Meloni è tornata a Niscemi. Ora le cifre e le promesse dovranno tradursi interventi concreti e celeri

Niscemi, Emergenza maltempo, il Presidente Meloni sorvola le zone colpite

La presidente del Consiglio Giorgia Meloni è tornata a Niscemi, in provincia di Caltanissetta, per una nuova visita nelle aree devastate dalla frana e colpite dal ciclone Harry. Con lei il capo della Protezione civile, Fabio Ciciliano. Ad accoglierla il sindaco Massimiliano Conti.

Una visita che arriva dopo quella del 28 gennaio e che si inserisce in un contesto ancora segnato da sfollati, abitazioni inagibili e un fronte franoso in costante movimento. La premier ha effettuato un sopralluogo nell’area colpita, partecipando poi a una riunione al Centro operativo comunale con rappresentanti di Esercito, Protezione civile e Anas, e incontrando un gruppo di cittadini costretti a lasciare le proprie case.

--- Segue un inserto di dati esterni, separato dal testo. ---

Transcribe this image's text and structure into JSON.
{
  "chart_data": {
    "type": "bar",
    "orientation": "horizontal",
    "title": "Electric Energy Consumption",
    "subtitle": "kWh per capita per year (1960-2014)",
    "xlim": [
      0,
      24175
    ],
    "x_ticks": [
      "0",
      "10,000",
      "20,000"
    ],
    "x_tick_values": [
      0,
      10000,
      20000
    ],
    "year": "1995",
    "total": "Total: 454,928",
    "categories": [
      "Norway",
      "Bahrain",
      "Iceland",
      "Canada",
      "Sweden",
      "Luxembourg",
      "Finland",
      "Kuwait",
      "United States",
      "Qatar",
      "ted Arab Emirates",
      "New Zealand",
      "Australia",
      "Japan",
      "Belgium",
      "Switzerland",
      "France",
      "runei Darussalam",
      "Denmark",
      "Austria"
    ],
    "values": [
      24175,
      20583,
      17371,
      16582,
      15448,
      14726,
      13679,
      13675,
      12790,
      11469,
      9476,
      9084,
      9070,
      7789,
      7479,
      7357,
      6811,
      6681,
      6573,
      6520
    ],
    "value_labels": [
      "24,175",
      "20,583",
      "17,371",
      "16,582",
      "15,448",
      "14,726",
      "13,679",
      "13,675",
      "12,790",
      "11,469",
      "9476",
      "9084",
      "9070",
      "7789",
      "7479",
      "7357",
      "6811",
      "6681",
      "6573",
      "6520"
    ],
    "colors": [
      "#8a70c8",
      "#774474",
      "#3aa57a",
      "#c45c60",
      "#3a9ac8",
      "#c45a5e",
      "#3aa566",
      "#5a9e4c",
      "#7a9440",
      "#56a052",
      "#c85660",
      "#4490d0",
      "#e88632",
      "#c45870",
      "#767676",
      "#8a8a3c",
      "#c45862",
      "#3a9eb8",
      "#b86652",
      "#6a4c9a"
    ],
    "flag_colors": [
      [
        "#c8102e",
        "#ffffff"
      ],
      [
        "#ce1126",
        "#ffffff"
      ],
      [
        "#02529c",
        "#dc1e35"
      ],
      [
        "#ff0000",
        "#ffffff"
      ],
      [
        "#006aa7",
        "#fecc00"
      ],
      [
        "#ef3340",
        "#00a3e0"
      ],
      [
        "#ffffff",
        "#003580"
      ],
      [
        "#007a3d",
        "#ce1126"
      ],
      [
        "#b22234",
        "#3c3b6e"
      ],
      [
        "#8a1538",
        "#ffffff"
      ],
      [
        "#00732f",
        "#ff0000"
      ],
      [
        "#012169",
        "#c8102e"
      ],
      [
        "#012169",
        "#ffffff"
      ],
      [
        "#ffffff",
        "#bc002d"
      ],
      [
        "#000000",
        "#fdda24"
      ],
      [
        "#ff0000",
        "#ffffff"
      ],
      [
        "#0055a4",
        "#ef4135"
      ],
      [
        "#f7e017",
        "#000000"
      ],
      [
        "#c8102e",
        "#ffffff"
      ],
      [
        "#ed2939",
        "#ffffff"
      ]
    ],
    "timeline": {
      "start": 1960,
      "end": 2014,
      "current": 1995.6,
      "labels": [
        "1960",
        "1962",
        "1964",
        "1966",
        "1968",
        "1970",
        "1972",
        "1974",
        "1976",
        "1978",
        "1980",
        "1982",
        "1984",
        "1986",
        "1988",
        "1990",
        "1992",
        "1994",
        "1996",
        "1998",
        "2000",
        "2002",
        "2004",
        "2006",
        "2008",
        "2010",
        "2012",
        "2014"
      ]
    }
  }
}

Nel corso della giornata Meloni ha annunciato lo stanziamento di 150 milioni di euro per il Comune. “Niscemi è il comune più monitorato d’Europa. Stiamo prevedendo fondi tra ordinari e immediati su tre direttrici: la demolizione degli edifici, la messa in sicurezza e l’acquisto di nuovi immobili”, ha detto. Ha inoltre anticipato la nomina di un commissario straordinario, individuato nello stesso Ciciliano, nell’ambito del decreto legge in arrivo “mercoledì”.

Le cifre e le promesse, tuttavia, dovranno ora tradursi in interventi concreti e celeri. Ma su questo fronte la premier non si sente certa a dare una risposta sulle tempistiche. Intanto sul territorio restano interrogativi su modalità, priorità e rapidità di attuazione delle misure annunciate, mentre molte famiglie attendono soluzioni definitive.

“Ne abbiamo parlato anche con i cittadini, dove io chiedo di non forzare perché sarebbe un errore, è sulla definizione della fascia di rispetto sul fronte di frana”, ha detto la premier, sottolineando che “non sono decisioni che si possono prendere sul piano politico, ma sono decisioni che si possono prendere sui dati tecnici”. “E se io forzassi delle decisioni, magari perché voglio dare più velocemente delle risposte certe ai cittadini e mettessi la loro sicurezza a repentaglio sarei una pazza. Quindi – ha aggiunto – questo non lo voglio fare. E penso che non si debba forzare, per la salute, per la sicurezza, e per essere certi che quando diamo risposte sono certe. Quindi su questo io non posso e non voglio dare oggi una tempistica della quale non sono certa”.

Un richiamo alla prudenza tecnica che, se da un lato evidenzia la complessità della situazione, dall’altro lascia ancora senza scadenze precise una comunità che chiede certezze. All’arrivo dell’elicottero, il sindaco Conti ha accolto la premier con parole di determinazione: “Non ci fermiamo e non molliamo”, ha detto il sindaco di Niscemi – Massimiliano Conti, accogliendola dopo l’atterraggio in elicottero, alla presidente del Consiglio Giorgia Meloni, che gli ha risposto con un “mai”.

Nel corso della visita è stata mostrata alla premier anche la croce in pietra di Niscemi, recuperata dopo essere precipitata nel burrone a causa dei movimenti della frana e diventata simbolo di speranza per la comunità. Resta ora da capire se agli annunci seguiranno atti rapidi e coordinati. Per Niscemi, più che le parole, conteranno i tempi della messa in sicurezza e la capacità delle istituzioni di trasformare l’emergenza in un piano strutturale di ricostruzione.